Русские люди
Шрифт:
Морозов. Ясно, немцы. Они на тридцать верст вперед ушли уж. Вот, как говорят, не чаяли, не гадали, в тылу немецком оказались. Ну что ж, война. Бывает. У вас-то хоть в полгороде, за лиманом, Советская власть, а у нас — немецкая.
В дверь кто-то тихо скребется. Морозов вытаскивает револьвер. Марфа Петровна делает знак, чтобы они уходили. Валя залезает на печку. Морозов уходит за занавеску; Марфа Петровна подходит к двери.
Марфа
В дверь опять скребутся. Марфа Петровна открывает дверь, и через порог падает на пол комнаты окровавленный человек в штатском, видимо сидевший прислонясь к двери. Марфа Петровна молча втаскивает его и, заперев дверь на крючок, становится около него на колени.
Ты кто есть?
Раненый (слабым голосом). А тут кто?
Марфа Петровна. Мы, свои.
Раненый. Водицы…
Марфа Петровна. Девушка!
Валя слезает с печки.
Подай воды. Подымем его.
Раненый (услышав, качает головой). Не надо. Тут есть кто? Мне сказать надо… Я помру сейчас.
Марфа Петровна (оставляет Валю с ним). Пои, пои его, девушка. (Идет за занавеску и говорит негромко.) Василий!
Раненый. Это кто, это свои?
Валя. Свои, свои…
Входит Морозов.
Раненый. Я из окружения шел… Они… меня увидели… и вот… А документы взяли они… Моя фамилия… Водицы…
Валя (дает ему еще воды). Ну, фамилия?
Раненый. Моя фамилия… Ой, водицы…
Ему дают еще воды. Человек, вздрогнув, затихает.
Валя (отпускает его голову; смотрит на его пиджак, у которого выворочены карманы и разорваны рукава). Ой, как разорвали все. Документы, наверно, искали.
Морозов (поднимается, стоит руки по швам). Ну что ж, прощай, неизвестный товарищ. (Неожиданно стирает слезу рукавом.) Вот, кажется, и привык, а жалко людей. (Смотрит на Валю.) А ты что ж, водитель, не плачешь?
Валя. Не могу. Я уже все видала, Сергей Иванович, что и не думала никогда видеть — видала. Не могу плакать. Слезы все.
КАРТИНА ВТОРАЯ
Штаб
Сафонов. Одиннадцатый день. И Крохалева позавчера убили. Или нет, когда? Ты у меня какой день за комиссара? А, Ильин?
Ильин. Два дня. Нет, три.
Сафонов. Три? Дни через эту бессонницу мешаются. Ты вызвал этого… Васина?
Ильин. Вызвал.
Сафонов. Хороший старик, говорят?
Ильин. Говорят.
Сафонов. Он у меня начальником штаба будет, если хороший. А звание я ему восстановлю по случаю нашей полной осады. Да, Ильин, мало людей остается.

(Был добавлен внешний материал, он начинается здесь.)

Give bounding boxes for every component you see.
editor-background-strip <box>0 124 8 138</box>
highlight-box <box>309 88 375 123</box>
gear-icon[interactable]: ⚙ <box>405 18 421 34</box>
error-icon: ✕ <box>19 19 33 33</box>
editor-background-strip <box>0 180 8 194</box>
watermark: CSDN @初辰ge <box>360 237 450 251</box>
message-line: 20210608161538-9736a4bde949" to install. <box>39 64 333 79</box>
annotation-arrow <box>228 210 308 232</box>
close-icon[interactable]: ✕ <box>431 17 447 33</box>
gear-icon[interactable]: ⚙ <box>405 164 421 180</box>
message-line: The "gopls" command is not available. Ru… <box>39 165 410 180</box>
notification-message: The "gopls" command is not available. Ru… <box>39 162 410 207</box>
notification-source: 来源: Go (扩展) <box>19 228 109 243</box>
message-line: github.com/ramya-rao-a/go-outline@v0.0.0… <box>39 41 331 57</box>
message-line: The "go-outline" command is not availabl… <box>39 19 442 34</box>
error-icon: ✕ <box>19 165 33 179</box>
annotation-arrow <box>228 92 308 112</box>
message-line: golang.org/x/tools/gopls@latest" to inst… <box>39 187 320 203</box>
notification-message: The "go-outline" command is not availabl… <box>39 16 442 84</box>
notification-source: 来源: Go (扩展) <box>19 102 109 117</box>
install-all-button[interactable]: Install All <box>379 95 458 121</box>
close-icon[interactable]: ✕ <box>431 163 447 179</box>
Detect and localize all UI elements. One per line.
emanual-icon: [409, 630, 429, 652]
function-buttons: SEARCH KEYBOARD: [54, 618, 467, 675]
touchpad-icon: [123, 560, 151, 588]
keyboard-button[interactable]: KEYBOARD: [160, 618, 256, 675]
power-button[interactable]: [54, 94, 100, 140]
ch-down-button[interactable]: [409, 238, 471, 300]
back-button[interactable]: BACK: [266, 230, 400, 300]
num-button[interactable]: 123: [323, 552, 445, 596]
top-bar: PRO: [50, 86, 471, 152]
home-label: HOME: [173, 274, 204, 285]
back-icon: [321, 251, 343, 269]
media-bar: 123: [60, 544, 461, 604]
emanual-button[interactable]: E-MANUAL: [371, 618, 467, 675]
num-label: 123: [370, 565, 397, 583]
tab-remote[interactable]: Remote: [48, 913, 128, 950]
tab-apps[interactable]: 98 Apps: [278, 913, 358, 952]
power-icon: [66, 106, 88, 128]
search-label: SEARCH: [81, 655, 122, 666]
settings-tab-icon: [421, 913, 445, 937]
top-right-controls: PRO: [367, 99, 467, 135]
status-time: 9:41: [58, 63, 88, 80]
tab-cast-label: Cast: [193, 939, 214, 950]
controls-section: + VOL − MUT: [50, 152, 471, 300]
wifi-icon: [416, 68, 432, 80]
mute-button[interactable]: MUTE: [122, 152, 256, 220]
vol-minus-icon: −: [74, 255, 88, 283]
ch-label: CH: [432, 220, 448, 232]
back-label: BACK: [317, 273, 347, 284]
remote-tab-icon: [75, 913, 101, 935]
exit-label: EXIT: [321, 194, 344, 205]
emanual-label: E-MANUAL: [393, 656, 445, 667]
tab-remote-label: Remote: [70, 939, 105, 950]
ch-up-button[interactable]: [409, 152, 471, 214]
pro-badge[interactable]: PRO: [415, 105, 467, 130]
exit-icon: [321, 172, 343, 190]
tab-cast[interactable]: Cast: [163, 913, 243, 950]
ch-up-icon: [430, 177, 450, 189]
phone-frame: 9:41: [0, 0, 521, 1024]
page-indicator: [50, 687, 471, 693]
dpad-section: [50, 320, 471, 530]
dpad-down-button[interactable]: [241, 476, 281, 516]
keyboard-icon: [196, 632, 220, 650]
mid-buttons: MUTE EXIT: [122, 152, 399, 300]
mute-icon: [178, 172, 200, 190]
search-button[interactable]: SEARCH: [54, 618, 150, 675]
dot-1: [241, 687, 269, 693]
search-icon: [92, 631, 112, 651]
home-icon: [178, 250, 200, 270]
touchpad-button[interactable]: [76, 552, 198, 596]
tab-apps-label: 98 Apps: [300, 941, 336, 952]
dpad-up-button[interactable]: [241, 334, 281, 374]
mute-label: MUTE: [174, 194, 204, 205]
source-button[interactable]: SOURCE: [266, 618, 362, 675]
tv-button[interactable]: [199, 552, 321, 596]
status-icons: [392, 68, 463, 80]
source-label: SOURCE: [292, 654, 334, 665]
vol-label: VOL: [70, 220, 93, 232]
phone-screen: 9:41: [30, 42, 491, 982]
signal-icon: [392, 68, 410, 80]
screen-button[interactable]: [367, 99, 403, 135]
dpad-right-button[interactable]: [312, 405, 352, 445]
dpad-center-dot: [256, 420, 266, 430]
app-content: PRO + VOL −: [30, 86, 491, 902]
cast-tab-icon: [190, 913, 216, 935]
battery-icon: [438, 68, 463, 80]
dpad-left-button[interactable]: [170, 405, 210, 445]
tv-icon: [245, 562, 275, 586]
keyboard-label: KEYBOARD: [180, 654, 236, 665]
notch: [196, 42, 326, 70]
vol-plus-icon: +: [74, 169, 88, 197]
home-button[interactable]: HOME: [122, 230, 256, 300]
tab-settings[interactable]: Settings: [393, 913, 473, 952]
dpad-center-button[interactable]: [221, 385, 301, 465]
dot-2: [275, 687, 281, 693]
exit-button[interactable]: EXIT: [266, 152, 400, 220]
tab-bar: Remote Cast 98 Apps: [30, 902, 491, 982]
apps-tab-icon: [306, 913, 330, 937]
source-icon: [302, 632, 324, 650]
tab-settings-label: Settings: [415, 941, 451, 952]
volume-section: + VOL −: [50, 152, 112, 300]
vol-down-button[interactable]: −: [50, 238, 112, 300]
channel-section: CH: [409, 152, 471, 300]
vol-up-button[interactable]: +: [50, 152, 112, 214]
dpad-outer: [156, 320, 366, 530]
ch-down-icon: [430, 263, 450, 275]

Ильин. Вали второй день нет. Неужели ее немцы взяли?
Сафонов. Не хочу я этого слышать.
Пауза.
Нет, ты мне скажи, почему мужики такие сволочи? Девка вызывается в разведку идти, а вы молчите.
Ильин. Женщине легче. Я могу пойти, если надо. Только толку меньше будет.
Сафонов. Это верно. А писателя вызвал?
Ильин. Вызвал.
Сафонов. Я его хочу начальником особого отдела.
Ильин. А разве Петров… ведь еще вчера вроде был совсем…
Сафонов. Что совсем? Умер. Вот тебе и совсем. Шура его вылечить обещала, а не вылечила, соврала.
Шура. Я около него двенадцать часов сидела. Я ему голову держала. У меня руки болят, я печатать не могу. Вот видите, как дрожат, а вы говорите…
Сафонов. Это все история. Это мы потом тебе благодарность вынесем, а теперь — не вылечила, соврала, вот что сейчас я знаю.
Открывается дверь. Входит Васин, очень высокий, сутуловатый, с бородой, в штатском пальто, подпоясан ремнем. На плече винтовка, которую он носит неожиданно ловко, привычно.
Васин. По вашему приказанию явился.
Сафонов. Здравствуйте, садитесь.
Васин. Здравия желаю.
Сафонов. Вы в техникуме военное дело преподаете?
Васин. Преподавал. Сейчас, как вам известно, у нас отряд.
Сафонов. Известно. Сколько потеряли студентов своих?
Васин. Шесть.
Сафонов. Да… Садитесь, пожалуйста. Курить хотите?
Васин (берет папироску). Благодарю. (Зажигает спичку, закуривает, дает прикурить Сафонову.)